Italy's search for first COVID-19 case leads back to 2019
Updated 22:40, 13-Dec-2020
Hermione Kitson in Milan


Researchers in Italy are encouraging more retrospective studies to trace the initial stages of the COVID-19 outbreak after a young boy was found to have the virus in December last year.

The four-year-old presented to hospital with symptoms such as breathing difficulties and a rash at the end of November 2019. Doctors initially suspected measles but the result was negative. 

His sample was one of a number of unresolved cases that were then re-tested for COVID-19 at the University of Milan. Out of the 39 samples studied, his was positive. 

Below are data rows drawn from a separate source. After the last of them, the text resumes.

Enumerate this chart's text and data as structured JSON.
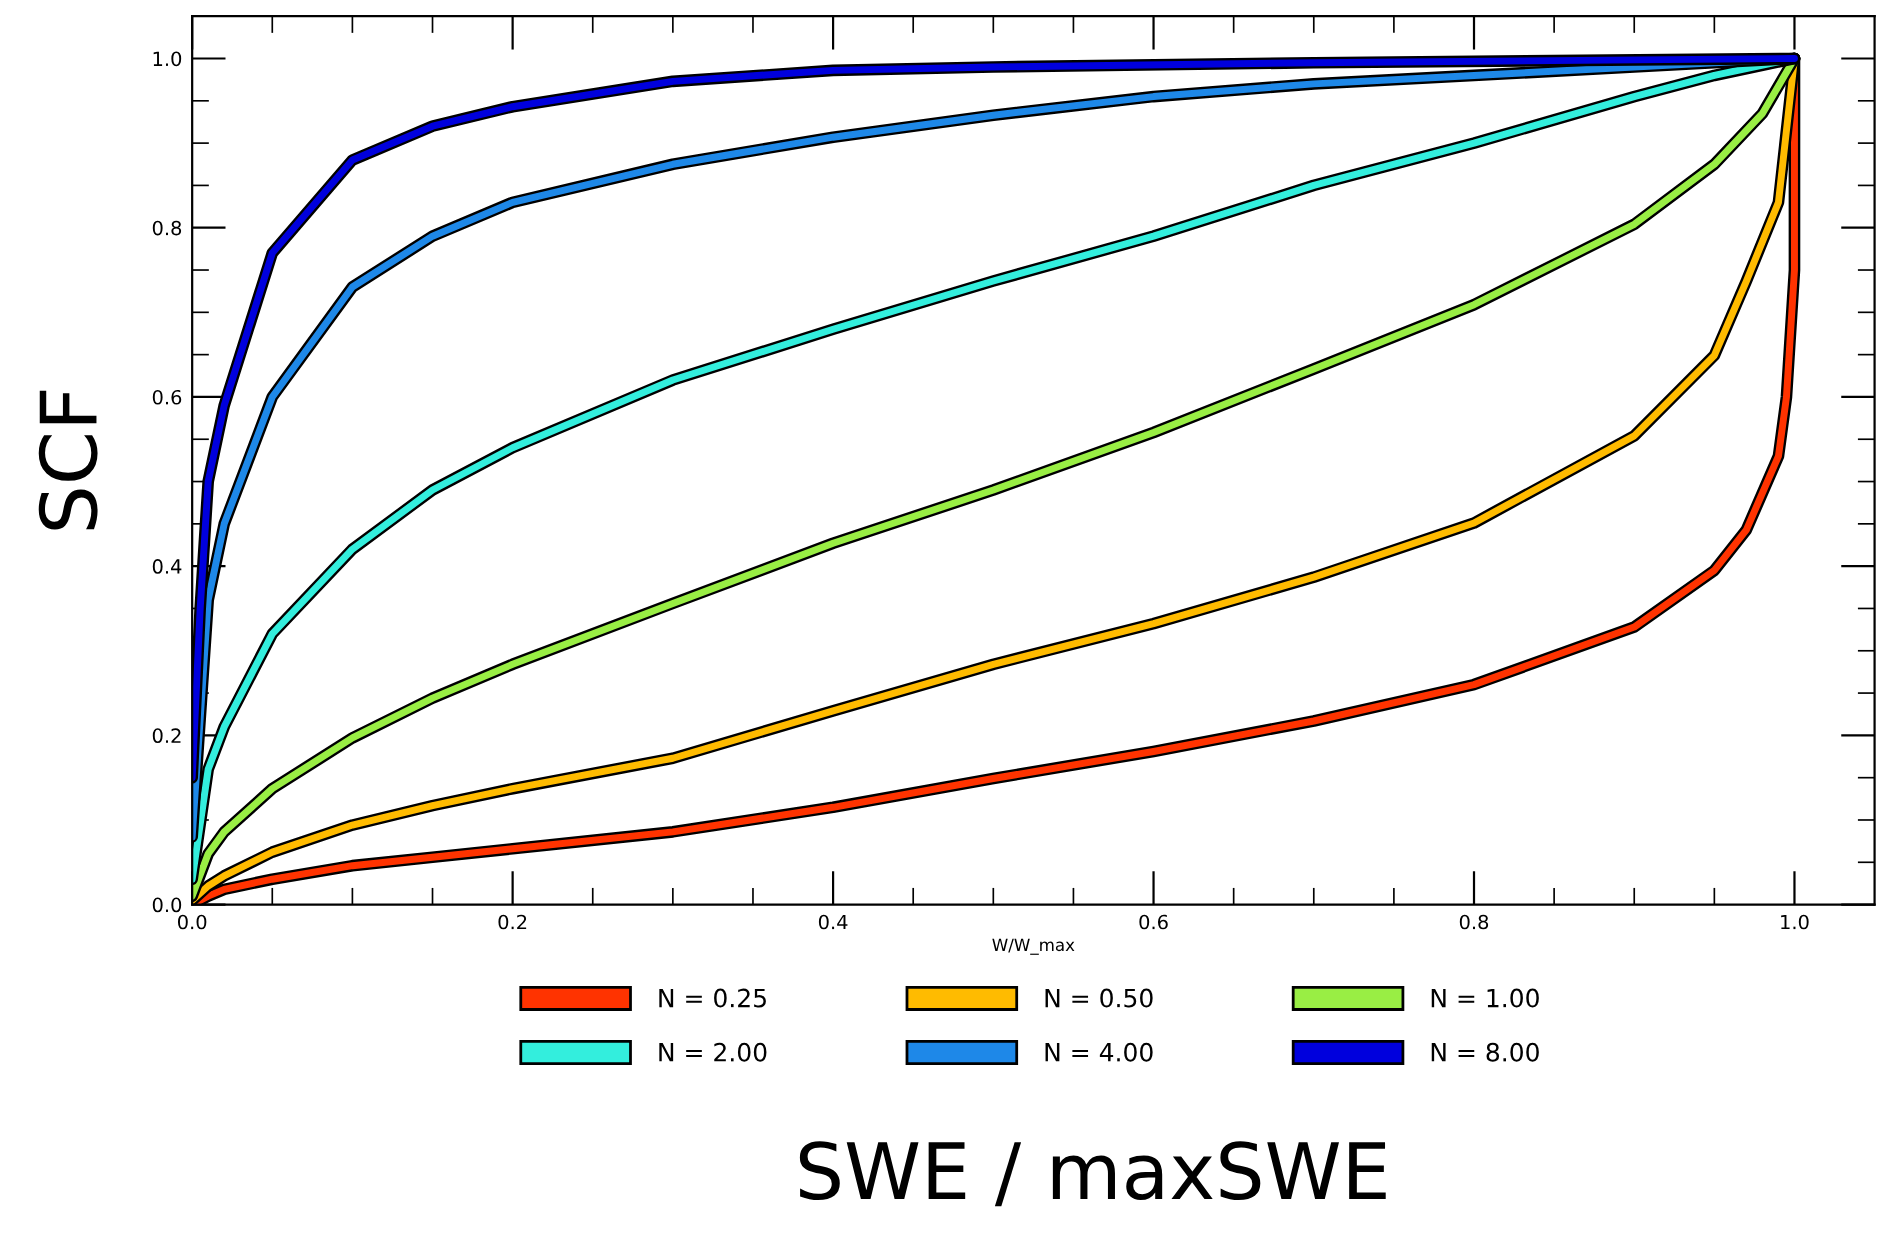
{
  "chart_data": {
    "type": "line",
    "xlabel": "W/W_max",
    "ylabel": "SCF",
    "annotations": [
      "SWE / maxSWE"
    ],
    "xlim": [
      0,
      1.05
    ],
    "ylim": [
      0,
      1.05
    ],
    "xticks": [
      {
        "value": 0,
        "label": "0.0"
      },
      {
        "value": 0.05,
        "label": null
      },
      {
        "value": 0.1,
        "label": null
      },
      {
        "value": 0.15,
        "label": null
      },
      0.2,
      {
        "value": 0.25,
        "label": null
      },
      {
        "value": 0.3,
        "label": null
      },
      {
        "value": 0.35,
        "label": null
      },
      0.4,
      {
        "value": 0.45,
        "label": null
      },
      {
        "value": 0.5,
        "label": null
      },
      {
        "value": 0.55,
        "label": null
      },
      0.6,
      {
        "value": 0.65,
        "label": null
      },
      {
        "value": 0.7,
        "label": null
      },
      {
        "value": 0.75,
        "label": null
      },
      0.8,
      {
        "value": 0.85,
        "label": null
      },
      {
        "value": 0.9,
        "label": null
      },
      {
        "value": 0.95,
        "label": null
      },
      {
        "value": 1,
        "label": "1.0"
      }
    ],
    "yticks": [
      {
        "value": 0,
        "label": "0.0"
      },
      {
        "value": 0.05,
        "label": null
      },
      {
        "value": 0.1,
        "label": null
      },
      {
        "value": 0.15,
        "label": null
      },
      0.2,
      {
        "value": 0.25,
        "label": null
      },
      {
        "value": 0.3,
        "label": null
      },
      {
        "value": 0.35,
        "label": null
      },
      0.4,
      {
        "value": 0.45,
        "label": null
      },
      {
        "value": 0.5,
        "label": null
      },
      {
        "value": 0.55,
        "label": null
      },
      0.6,
      {
        "value": 0.65,
        "label": null
      },
      {
        "value": 0.7,
        "label": null
      },
      {
        "value": 0.75,
        "label": null
      },
      0.8,
      {
        "value": 0.85,
        "label": null
      },
      {
        "value": 0.9,
        "label": null
      },
      {
        "value": 0.95,
        "label": null
      },
      {
        "value": 1,
        "label": "1.0"
      }
    ],
    "grid": false,
    "legend": "bottom",
    "marker": "none",
    "line_style": "solid",
    "series": [
      {
        "name": "N = 0.25",
        "color": "#ff3300",
        "x": [
          0,
          0.01,
          0.02,
          0.05,
          0.1,
          0.15,
          0.2,
          0.3,
          0.4,
          0.5,
          0.6,
          0.7,
          0.8,
          0.9,
          0.95,
          0.97,
          0.99,
          0.995,
          1.0,
          1.0
        ],
        "values": [
          0,
          0.01,
          0.018,
          0.03,
          0.046,
          0.056,
          0.066,
          0.086,
          0.115,
          0.149,
          0.181,
          0.217,
          0.26,
          0.328,
          0.395,
          0.443,
          0.53,
          0.6,
          0.75,
          1.0
        ]
      },
      {
        "name": "N = 0.50",
        "color": "#ffbb00",
        "x": [
          0,
          0.01,
          0.02,
          0.05,
          0.1,
          0.15,
          0.2,
          0.3,
          0.4,
          0.5,
          0.6,
          0.7,
          0.8,
          0.9,
          0.95,
          0.97,
          0.99,
          1.0
        ],
        "values": [
          0.005,
          0.022,
          0.034,
          0.062,
          0.094,
          0.117,
          0.137,
          0.173,
          0.229,
          0.284,
          0.332,
          0.387,
          0.451,
          0.554,
          0.649,
          0.737,
          0.83,
          1.0
        ]
      },
      {
        "name": "N = 1.00",
        "color": "#99ee44",
        "x": [
          0,
          0.01,
          0.02,
          0.05,
          0.1,
          0.15,
          0.2,
          0.3,
          0.4,
          0.5,
          0.6,
          0.7,
          0.8,
          0.9,
          0.95,
          0.98,
          1.0
        ],
        "values": [
          0.01,
          0.06,
          0.086,
          0.137,
          0.197,
          0.244,
          0.284,
          0.356,
          0.427,
          0.49,
          0.558,
          0.633,
          0.709,
          0.804,
          0.875,
          0.935,
          1.0
        ]
      },
      {
        "name": "N = 2.00",
        "color": "#33eedd",
        "x": [
          0,
          0.01,
          0.02,
          0.05,
          0.1,
          0.15,
          0.2,
          0.3,
          0.4,
          0.5,
          0.6,
          0.7,
          0.8,
          0.9,
          0.95,
          1.0
        ],
        "values": [
          0.03,
          0.16,
          0.21,
          0.32,
          0.42,
          0.49,
          0.54,
          0.62,
          0.68,
          0.737,
          0.79,
          0.85,
          0.9,
          0.955,
          0.98,
          1.0
        ]
      },
      {
        "name": "N = 4.00",
        "color": "#1e88e8",
        "x": [
          0,
          0.01,
          0.02,
          0.05,
          0.1,
          0.15,
          0.2,
          0.3,
          0.4,
          0.5,
          0.6,
          0.7,
          0.8,
          0.9,
          1.0
        ],
        "values": [
          0.08,
          0.36,
          0.45,
          0.6,
          0.73,
          0.79,
          0.83,
          0.875,
          0.907,
          0.933,
          0.955,
          0.97,
          0.98,
          0.99,
          1.0
        ]
      },
      {
        "name": "N = 8.00",
        "color": "#0000dd",
        "x": [
          0,
          0.005,
          0.01,
          0.02,
          0.05,
          0.1,
          0.15,
          0.2,
          0.3,
          0.4,
          0.5,
          0.7,
          1.0
        ],
        "values": [
          0.15,
          0.35,
          0.5,
          0.59,
          0.77,
          0.88,
          0.92,
          0.943,
          0.973,
          0.986,
          0.99,
          0.995,
          1.0
        ]
      }
    ]
  }
}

Antonella Amendola, an associate professor at the university, says they are crucial findings in Italy's initial phase of infection – before the first reported clinical case on February 21. Professor Elisabetta Tanzi says that neither the boy nor his family had traveled overseas in the weeks beforehand, "so it was a local case: he was infected in the region of Lombardy."

The researchers say that the "long-term, unrecognized spread of SARS-CoV-2 in northern Italy" would help explain the devastating impact and rapid course of the first wave of COVID-19 in Lombardy.  Their study supports other evidence that the virus was in circulation earlier than previously thought, with traces of coronavirus found in the country's wastewater last year. 




The National Institute of Health examined 40 samples from sewage plants in northern Italy from October last year to February this year. Results show COVID-19 was detected both in Milan and Turin on December 18, 2019.

A national surveillance system of the country's sewage system has since been established to help identify new outbreaks. 

Scientists are encouraging further investigation into when and how Italy's coronavirus crisis began. "The invitation is this, to do more retrospective research because it is very important to retrace the route of transmission of the virus," says Amendola.